Внерусскость треклятого Иоськи

Ольга Чернорицкая
 Методу Бродского можно вывести из его принципиальной внерусскости. Заставил меня уверовать в это Ричард Красновский - человек, встречавшийся с ним в коношской ссылке. Ричард отбывал свой срок в Вельске - моем родном городе, а Коноша рядом - соседняя станция, если по железной дороге. Великий шутник из структур решил устроить встречу двух молодых поэтов-тунеядцев- ленинградцев, чтобы заодно познакомить свою семью с уникальной записью стихов и песен в их исполнении. С этого дня Ричард навсегда перестал комплексовать из-за своей полурусскости, поскольку у него отныне внерусскость стала принципом существования. Из-за чего он, собственно, в гроб сходя, меня и проклял: я его интервью рядом с интервью Белова в одном из своих самиздатовских альманахов поместила. Когда Юрий Кузнецов приезжал в Вельск к Ричарду Красновскому поучить того, как стихи писать надо, то Ричард, зараженный этой внерусскостью, вел себя вызывающе. Кузнецов рассказывал: «Я думал, что из него мог бы получиться поэт, если бы он стал меня тогда слушать. Но я пришел к нему как к поэту, а он смотрел на меня как на мальчишку». Я сказала, что Ричард смотрел на вас, как на фашиста, на что Кузнецов ответил: «Я, фашист Юрий Кузнецов, издам Ричарда Красновского, а его возлюбленные демократы никогда ничего для него не сделают». Но не издал. Я подходила к нему после смерти Ричарда. Он только рукой махнул - все, ничего не получилось: если бы еще пожил чуть-чуть, может, и поумнел бы..."Треклятый Иоська,"- пробурчала я, но Кузнецов, кажется, меня уже не слышал.

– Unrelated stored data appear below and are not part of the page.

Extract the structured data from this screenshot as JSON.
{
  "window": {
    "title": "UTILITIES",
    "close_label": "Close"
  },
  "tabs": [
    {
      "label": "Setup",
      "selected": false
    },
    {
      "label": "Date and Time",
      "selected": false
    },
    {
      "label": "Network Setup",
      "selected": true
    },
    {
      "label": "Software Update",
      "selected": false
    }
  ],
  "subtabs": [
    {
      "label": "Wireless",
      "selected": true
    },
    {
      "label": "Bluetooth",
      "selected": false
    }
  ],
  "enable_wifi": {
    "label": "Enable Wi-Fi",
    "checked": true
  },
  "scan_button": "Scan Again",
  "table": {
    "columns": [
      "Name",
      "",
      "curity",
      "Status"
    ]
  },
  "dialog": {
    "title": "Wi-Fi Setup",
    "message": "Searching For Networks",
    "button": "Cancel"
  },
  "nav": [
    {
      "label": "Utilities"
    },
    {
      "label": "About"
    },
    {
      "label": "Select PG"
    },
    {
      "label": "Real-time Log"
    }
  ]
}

 Тогда я не то чтобы возненавидела «треклятого Иоську» - все происходящее мною воспринималось как  курьез, ирония судьбы,  - но я поняла в то время его позицию и всю мощь его влияния. Ему дня хватило, чтобы отвернуть молодого человека от всего русского навсегда. «Что создала русская нация сама? Что вы видели хорошего в вашем фольклоре!» - кричал  мне  Красновский и негодующе дымил своей трубкой. Он ненавидел тех людей, которые искренне хотели ему помочь на том только основании, что они «фашисты», он орал мне в телефонную трубку: «Зачем ты пошла в этот  Литинститут?! Там же сборище антисемитов во главе с Есиным! Они тебя испортят!»
А сейчас сборники Красновского и Бродского у меня на книжной полке стоят вместе. Красновского, конечно, издали, но не левые и не правые, а его лучший друг Александр Чесноков, и пылится весь тираж книги в подвале у наследников в столице лесоповала городе Вельске. Не до конца доучил Красновского «треклятый Иоська» - главного не сказал. Ведь они очень разные - Красновский принципиально грамотен и тем очень скован. Бродский крайне неряшлив и тем самым свободен в своей поэтике.

Внерусскость его - это не столько национальная позиция, сколько признание невозможности в рамках русского языка мыслить философски, и все его принципиально нерусское косноязычие можно расценивать как сопротивление мысли языку или языка мысли. Они очень часто вступают в борьбу друг с другом - язык и мысль. В какие-то периоды своего творчества мы идем на поводу у мысли, в какие-то – на поводу у языка. Единство и гармония здесь так редки! Частота таких вот попаданий и совпадений у того же Бродского гораздо больше, чем у прочих. А главное - в качестве этих совпадений. Но и моменты дисгармонии тоже прямо-таки потрясающие. Тут уже можно говорить об амплитуде колебаний. Естественно, что во внерусской поэзии она выше, отсюда и феномен гениальности, сопровождающий наших великих отступников от принципиальной русскости.